First of all, there is no DF flag in IPv6. In IPv6 routers are never allowed to fragment packets in transit. There is a DF flag on the IPv4 header, when you are using a tunnel. But ping6 doesn't know about the tunnel and thus cannot choose whether that flag is set or not. I don't know which ping6 version you are using, so I cannot tell you what the flags mean. But I don't think the D flag means, what you think it means. Check the documentation to find out, what it really means.

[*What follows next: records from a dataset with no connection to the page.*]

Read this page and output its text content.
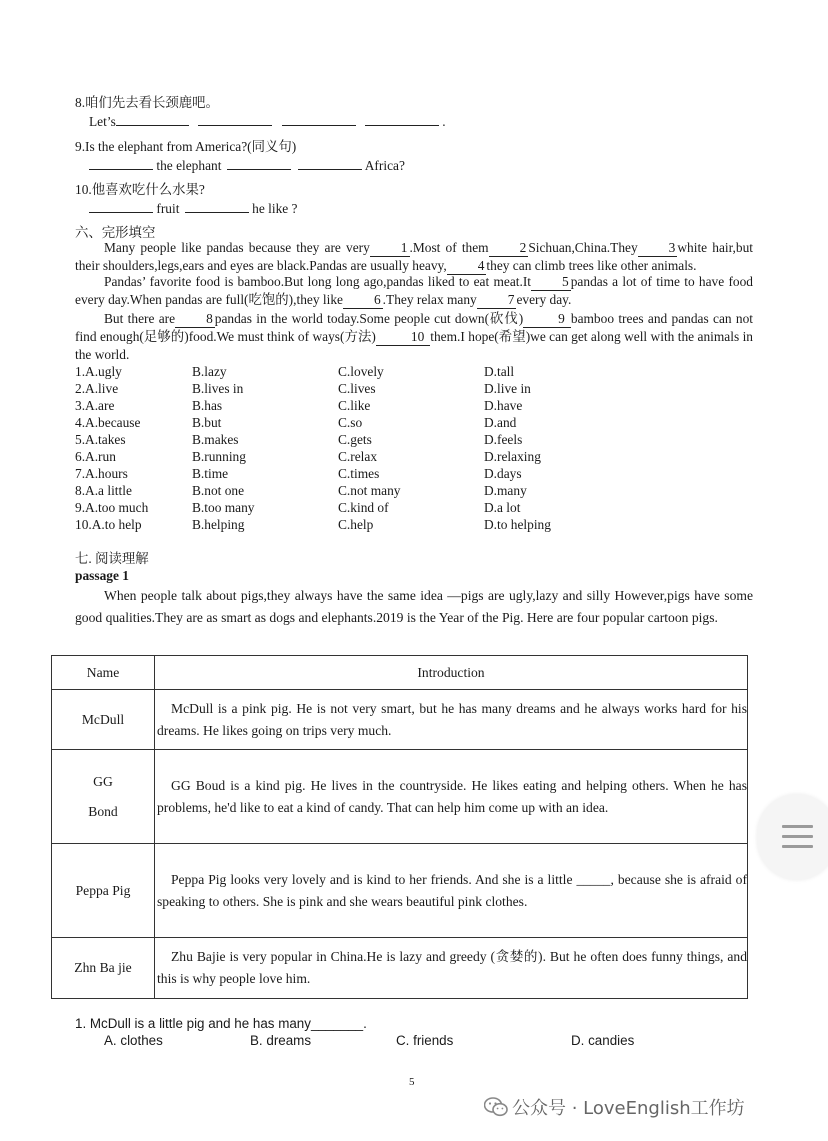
8.咱们先去看长颈鹿吧。
Let’s	.
9.Is the elephant from America?(同义句)
the elephant	Africa?
10.他喜欢吃什么水果?
fruit	he like ?
六、完形填空
Many people like pandas because they are very 1 .Most of them 2 Sichuan,China.They 3 white hair,but their shoulders,legs,ears and eyes are black.Pandas are usually heavy, 4 they can climb trees like other animals.
Pandas’ favorite food is bamboo.But long long ago,pandas liked to eat meat.It 5 pandas a lot of time to have food every day.When pandas are full(吃饱的),they like 6 .They relax many 7 every day.
But there are 8 pandas in the world today.Some people cut down(砍伐)	9 bamboo trees and pandas can not find enough(足够的)food.We must think of ways(方法)	10 them.I hope(希望)we can get along well with the animals in the world.
1.A.ugly	B.lazy	C.lovely	D.tall
2.A.live	B.lives in	C.lives	D.live in
3.A.are	B.has	C.like	D.have
4.A.because	B.but	C.so	D.and
5.A.takes	B.makes	C.gets	D.feels
6.A.run	B.running	C.relax	D.relaxing
7.A.hours	B.time	C.times	D.days
8.A.a little	B.not one	C.not many	D.many
9.A.too much	B.too many	C.kind of	D.a lot
10.A.to help	B.helping	C.help	D.to helping
七. 阅读理解
passage 1
When people talk about pigs,they always have the same idea —pigs are ugly,lazy and silly However,pigs have some good qualities.They are as smart as dogs and elephants.2019 is the Year of the Pig. Here are four popular cartoon pigs.
Name	Introduction
McDull	McDull is a pink pig. He is not very smart, but he has many dreams and he always works hard for his dreams. He likes going on trips very much.

GG
Bond	GG Boud is a kind pig. He lives in the countryside. He likes eating and helping others. When he has problems, he'd like to eat a kind of candy. That can help him come up with an idea.
Peppa Pig	Peppa Pig looks very lovely and is kind to her friends. And she is a little _____, because she is afraid of speaking to others. She is pink and she wears beautiful pink clothes.
Zhn Ba jie	Zhu Bajie is very popular in China.He is lazy and greedy (贪婪的). But he often does funny things, and this is why people love him.
1. McDull is a little pig and he has many_______.
A. clothes	B. dreams	C. friends	D. candies
5
公众号 · LoveEnglish工作坊
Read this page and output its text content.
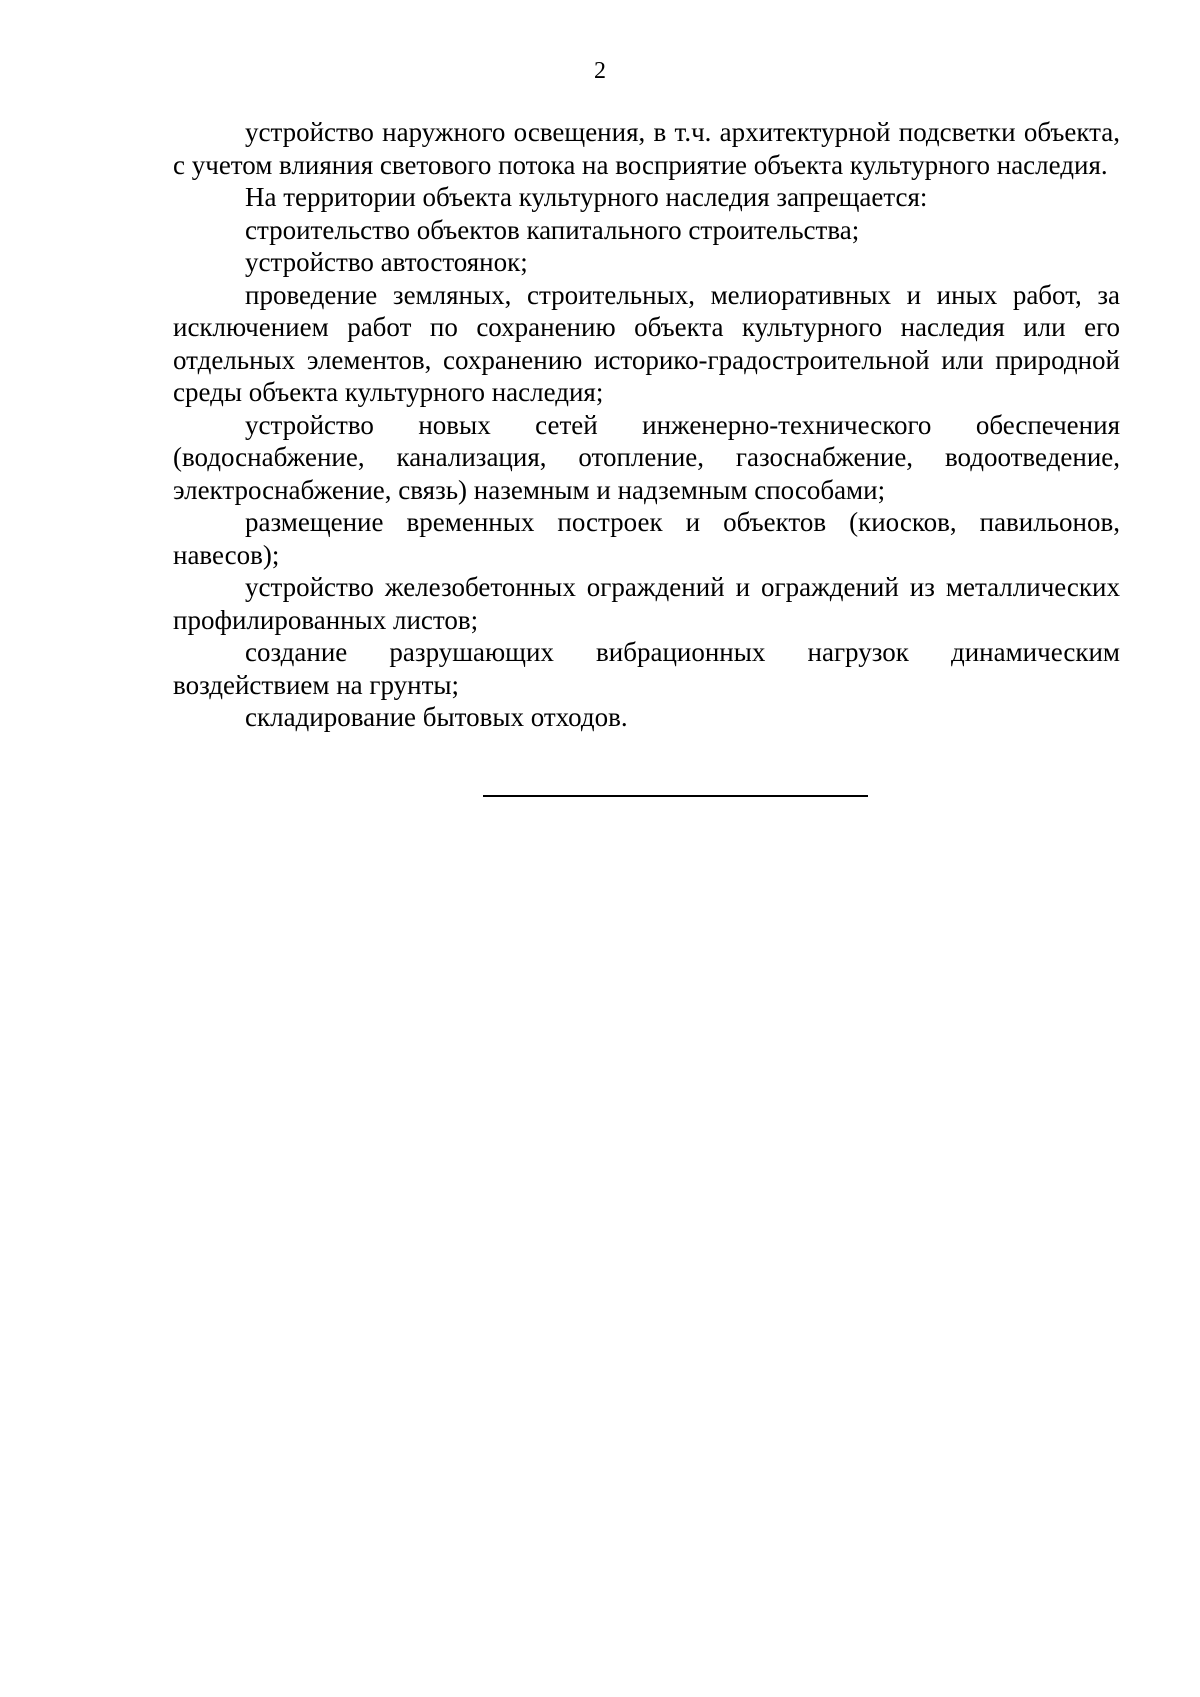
2

устройство наружного освещения, в т.ч. архитектурной подсветки объекта, с учетом влияния светового потока на восприятие объекта культурного наследия.

На территории объекта культурного наследия запрещается:

строительство объектов капитального строительства;

устройство автостоянок;

проведение земляных, строительных, мелиоративных и иных работ, за исключением работ по сохранению объекта культурного наследия или его отдельных элементов, сохранению историко-градостроительной или природной среды объекта культурного наследия;

устройство новых сетей инженерно-технического обеспечения (водоснабжение, канализация, отопление, газоснабжение, водоотведение, электроснабжение, связь) наземным и надземным способами;

размещение временных построек и объектов (киосков, павильонов, навесов);

устройство железобетонных ограждений и ограждений из металлических профилированных листов;

создание разрушающих вибрационных нагрузок динамическим воздействием на грунты;

складирование бытовых отходов.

If there was an ICMP or ICMPv6 error indicating a link MTU has been exceeded, then the kernel will cache that information for some time. If you didn't actually capture that packet, then it may be tricky to find out exactly why packets are suddenly fragmented.

I tried to ping 2001:470:1f08:84e::2 with various sized packets, to see if I could tell you some more about your connection. But the connection appeared to be flaky, even when I was pinging with small packets (64 bytes of data).